Children learn by observing their parents. If you smoke or drink, your children will most likely pick up the habit. If you spend your free time watching TV, they will too. If exercise is not part of your daily routine, they will never know what exercise is or how to achieve it.

As parents, we all want the best for our children. We would do anything to ensure they are happy, healthy individuals. Yet, some of us don’t realize that everything we do is looked at by our children, who want so much to be like us, that we unconsciously forget how quickly they can mimic our behavior.

Children depend on us for everything. The food they eat, the clothes they wear, the programming they view, there free time, study time and every aspect of their lives is an extension of who we are and how we conduct our lives.

It seems plausible, then, that if we want them to be healthy, we have to live healthy and productive lives ourselves. From the moment they are born we tend to their every need. We nurture them, comfort them, console them, counsel them, admonish them and teach them the values we hold dear.

As parents, we are charged with the ultimate responsibility to ensure our children grow up to be viable candidates for success in a world that scrutinizes every facet of a human being. Living a healthy life encompasses not only the physical, but the emotional as well.

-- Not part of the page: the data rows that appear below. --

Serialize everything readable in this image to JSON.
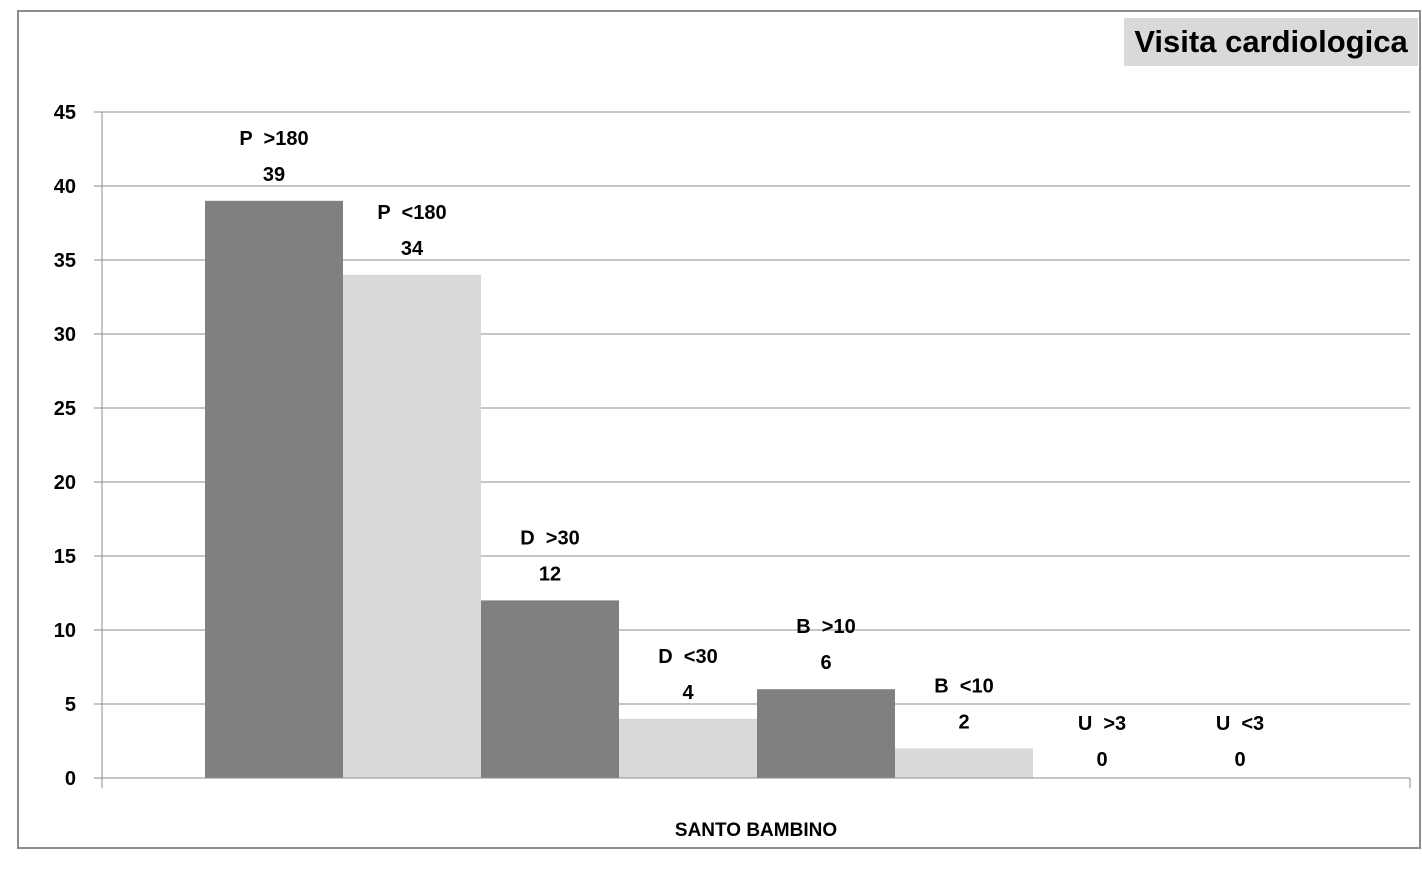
{
  "chart_data": {
    "type": "bar",
    "title": "Visita cardiologica",
    "categories": [
      "SANTO BAMBINO"
    ],
    "xlabel": "",
    "ylabel": "",
    "ylim": [
      0,
      45
    ],
    "yticks": [
      0,
      5,
      10,
      15,
      20,
      25,
      30,
      35,
      40,
      45
    ],
    "grid": true,
    "legend": "none",
    "series": [
      {
        "name": "P  >180",
        "values": [
          39
        ],
        "color": "#808080"
      },
      {
        "name": "P  <180",
        "values": [
          34
        ],
        "color": "#d9d9d9"
      },
      {
        "name": "D  >30",
        "values": [
          12
        ],
        "color": "#808080"
      },
      {
        "name": "D  <30",
        "values": [
          4
        ],
        "color": "#d9d9d9"
      },
      {
        "name": "B  >10",
        "values": [
          6
        ],
        "color": "#808080"
      },
      {
        "name": "B  <10",
        "values": [
          2
        ],
        "color": "#d9d9d9"
      },
      {
        "name": "U  >3",
        "values": [
          0
        ],
        "color": "#808080"
      },
      {
        "name": "U  <3",
        "values": [
          0
        ],
        "color": "#d9d9d9"
      }
    ]
  }
}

If our lives are conducted in a healthy manner, which includes all facets of our home life and the outside world, our children will follow suit. Conversely, if no interest is shown or there is an unhealthy relationship in the home, our children will take what they see as normal and mimic it.

Observing kids in public schools, for example, you may find children whose clothes are wrinkled or torn; they have no respect for authority; if they become ill, their parents refuse to pick them up or they are left to go home to an empty house and fend for themselves. Obviously, this type of home environment in which they live is the cause for disruptive behavior, anger, frustration, inability to socialize and, more importantly, a constant state of sadness.

Once the commitment is made to have children, it is the responsibility of every parent to ensure that child is taken care of – mind, body and soul. All they ask in return is to be loved. They rely on us to lead healthy lives and their unconditional love demands that we do so.